Abstract
Purpose :
The iris stroma in patients with a history of primary angle-closure glaucoma (PACG) is known to contain more collagen and be mechanically stiffer than that of healthy individual. Since in many types of cells, nuclear deformation is involved in collagen gene expression and protein synthesis, the purpose of this study was to identify how the nuclear shape in iris stromal cells alters with pupillary responses.
Methods :
A three-dimensional (3-D) multi-scale finite-element (FE) model of the iris was generated based on the quantified microstructural parameters using small angle light scattering technique. The model was verified using experimental porcine data (Exp Eye Res, 89: 456-461). Miosis was simulated by assigning an active muscle contractile stress to the sphincter region of the iris. Incompressible 3-D ellipsoids with an average nuclear aspect ratio (NAR) of 2.0 were considered as the initial stromal cell nuclei. We then computed the deformed nuclear shapes based on the predicted extracellular matrix (ECM) deformation.

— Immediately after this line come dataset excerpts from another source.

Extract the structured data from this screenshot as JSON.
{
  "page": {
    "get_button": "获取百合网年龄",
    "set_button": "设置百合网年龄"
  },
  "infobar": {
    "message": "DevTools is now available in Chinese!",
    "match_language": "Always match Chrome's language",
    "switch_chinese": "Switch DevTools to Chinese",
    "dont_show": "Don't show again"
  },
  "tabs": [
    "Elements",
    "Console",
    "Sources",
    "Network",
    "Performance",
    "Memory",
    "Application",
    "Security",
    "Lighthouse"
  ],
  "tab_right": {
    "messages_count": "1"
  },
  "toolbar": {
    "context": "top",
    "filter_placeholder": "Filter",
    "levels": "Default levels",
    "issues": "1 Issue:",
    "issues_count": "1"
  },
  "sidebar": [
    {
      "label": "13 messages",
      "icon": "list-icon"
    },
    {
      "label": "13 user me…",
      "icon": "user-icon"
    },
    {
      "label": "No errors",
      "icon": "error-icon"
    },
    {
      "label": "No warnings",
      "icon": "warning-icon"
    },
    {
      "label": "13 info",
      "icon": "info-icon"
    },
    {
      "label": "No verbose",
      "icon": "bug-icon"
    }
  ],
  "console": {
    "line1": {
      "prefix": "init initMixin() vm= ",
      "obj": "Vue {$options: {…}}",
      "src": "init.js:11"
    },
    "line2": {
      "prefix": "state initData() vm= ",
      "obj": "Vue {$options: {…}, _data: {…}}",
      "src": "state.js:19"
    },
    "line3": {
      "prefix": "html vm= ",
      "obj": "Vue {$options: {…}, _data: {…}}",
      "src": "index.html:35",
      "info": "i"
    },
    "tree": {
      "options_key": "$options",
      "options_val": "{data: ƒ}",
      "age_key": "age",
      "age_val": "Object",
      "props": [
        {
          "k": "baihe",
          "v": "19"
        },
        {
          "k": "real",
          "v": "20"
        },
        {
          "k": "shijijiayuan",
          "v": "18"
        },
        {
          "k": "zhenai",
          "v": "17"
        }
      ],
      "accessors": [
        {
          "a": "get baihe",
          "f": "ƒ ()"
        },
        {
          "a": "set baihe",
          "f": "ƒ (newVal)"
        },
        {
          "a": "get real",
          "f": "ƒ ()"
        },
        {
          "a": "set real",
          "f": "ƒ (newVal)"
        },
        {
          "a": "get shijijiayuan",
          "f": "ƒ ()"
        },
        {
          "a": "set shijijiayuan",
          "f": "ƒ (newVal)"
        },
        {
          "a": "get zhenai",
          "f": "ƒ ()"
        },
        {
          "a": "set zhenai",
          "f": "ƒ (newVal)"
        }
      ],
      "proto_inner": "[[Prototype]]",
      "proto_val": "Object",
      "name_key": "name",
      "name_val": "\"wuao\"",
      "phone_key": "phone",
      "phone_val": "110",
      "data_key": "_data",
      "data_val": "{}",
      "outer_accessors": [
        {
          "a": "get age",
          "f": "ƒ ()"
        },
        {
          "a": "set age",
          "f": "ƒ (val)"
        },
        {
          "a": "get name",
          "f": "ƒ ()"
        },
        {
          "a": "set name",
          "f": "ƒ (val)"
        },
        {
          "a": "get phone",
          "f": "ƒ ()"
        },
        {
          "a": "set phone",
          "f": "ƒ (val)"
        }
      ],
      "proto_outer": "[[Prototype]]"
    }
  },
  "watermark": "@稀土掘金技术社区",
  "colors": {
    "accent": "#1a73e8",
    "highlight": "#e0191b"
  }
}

The simulations were performed on an HP Intel Xeon machine at the Ohio Supercomputing Center (Columbus, OH).
Results :
When the pupil diameter constricted from 6.3 mm to 5.1 mm, the NAR value of the nuclei—initially aligned with the main direction of the ECM fibers—increased from 2.0 to 2.63 (Fig. 1). The changes in the NAR values eventually decreased with deformation as the ECM fibers became less crimped.
Conclusions :
Nuclear configuration, closely linked to ECM fiber architecture, varies in response to miosis. Our multi-scale modeling approach will help us understand the relationship between iris stiffening and iris stromal cell nuclear deformation, potentially providing mechanistic clues of why the iris may become stiffer in certain angle-closure suspects and PACG patients.
This is a 2020 ARVO Annual Meeting abstract.